Stay at the British Antarctic Survey
During July this year I was working together with David Barnes at the British Antarctic Survey (BAS). The stay was very nice and we shared two weeks of work and sunny days at Cambridge.
Our studies are focused in measuring the iceberg impacts on the seabed and the biological responses of Antarctic benthic communities. In Rothera Station, David has performed iceberg impact surveys for ten years. In Carlini Station, for the last three years we have been performing similar ice scouring experiments in two newly ice-free areas with different degree of glacial influence at Potter Cove.
In 2012 we set up a series of markers on the seabed to assess icebergs impacts that were monitored by divers each year. Throughout my stay we analyzed these data and prepared the coming expedition 2014/2015 in Carlini Station. We quantified the number of days with sea-ice each year; the number of markers hit by icebergs, and analyzed the biological cover by photographic analysis.
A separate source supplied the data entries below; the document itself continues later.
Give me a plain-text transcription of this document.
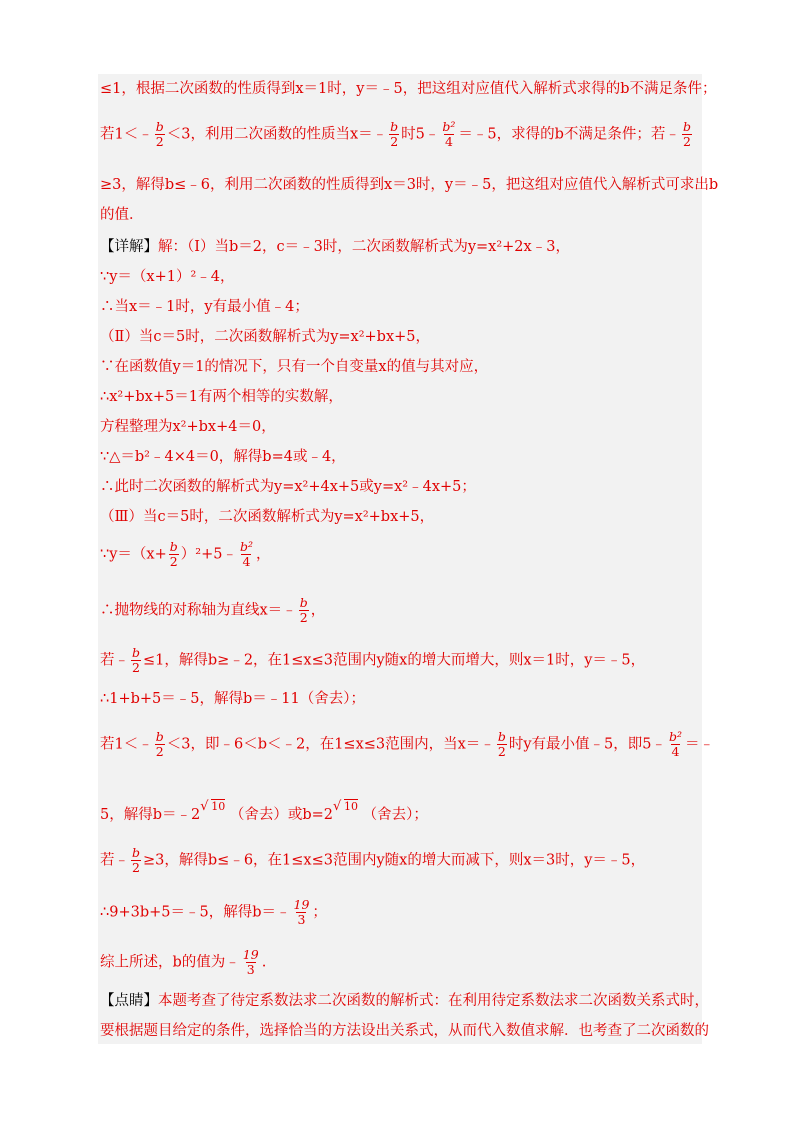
≤1，根据二次函数的性质得到x＝1时，y＝﹣5，把这组对应值代入解析式求得的b不满足条件；
若1＜﹣ $\frac{b}{2} <3$，利用二次函数的性质当x＝﹣ $\frac{b}{2}$ 时5﹣ $\frac{\text{b²}}{4}$ ＝﹣5，求得的b不满足条件；若﹣ $\frac{b}{2}$
≥3，解得b≤﹣6，利用二次函数的性质得到x＝3时，y＝﹣5，把这组对应值代入解析式可求出b
的值．
【详解】解：（Ⅰ）当b＝2，c＝﹣3时，二次函数解析式为y=x²+2x﹣3，
∵y＝（x+1）²﹣4，
∴当x＝﹣1时，y有最小值﹣4；
（Ⅱ）当c＝5时，二次函数解析式为y=x²+bx+5，
∵在函数值y＝1的情况下，只有一个自变量x的值与其对应，
∴x²+bx+5＝1有两个相等的实数解，
方程整理为x²+bx+4＝0，
∵△＝b²﹣4×4＝0，解得b=4或﹣4，
∴此时二次函数的解析式为y=x²+4x+5或y=x²﹣4x+5；
（Ⅲ）当c＝5时，二次函数解析式为y=x²+bx+5，
∵y＝（x+ $\frac{b}{2}$ ）²+5﹣ $\frac{\text{b²}}{4}$ ，
∴抛物线的对称轴为直线x＝﹣ $\frac{b}{2}$ ，
若﹣ $\frac{b}{2} \le 1$，解得b≥﹣2，在1≤x≤3范围内y随x的增大而增大，则x＝1时，y＝﹣5，
∴1+b+5＝﹣5，解得b＝﹣11（舍去）；
若1＜﹣ $\frac{b}{2} <3$，即﹣6＜b＜﹣2，在1≤x≤3范围内，当x＝﹣ $\frac{b}{2}$ 时y有最小值﹣5，即5﹣ $\frac{\text{b²}}{4}$ ＝﹣
5，解得b＝﹣2
$^{√ 10}$ （舍去）或b=2
$^{√ 10}$ （舍去）；
若﹣ $\frac{b}{2} \ge 3$，解得b≤﹣6，在1≤x≤3范围内y随x的增大而减下，则x＝3时，y＝﹣5，
∴9+3b+5＝﹣5，解得b＝﹣ $\frac{19}{3}$ ；
综上所述，b的值为﹣ $\frac{19}{3}$ .
【点睛】本题考查了待定系数法求二次函数的解析式：在利用待定系数法求二次函数关系式时，
要根据题目给定的条件，选择恰当的方法设出关系式，从而代入数值求解．也考查了二次函数的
Linking regional warming, sea ice losses, iceberg scouring and biological responses in a regional scale is very difficult and challenging. This experience is a start of a cooperation lead by David between Argentina (Instituto Antartico Argentino), Germany (Alfred Wegener Institute) and the UK (British Antarctic Survey). We aim to broaden these collaborations as we believe that more studies of this type are the key to scale ice scouring impacts on benthic communities in a climate change scenario.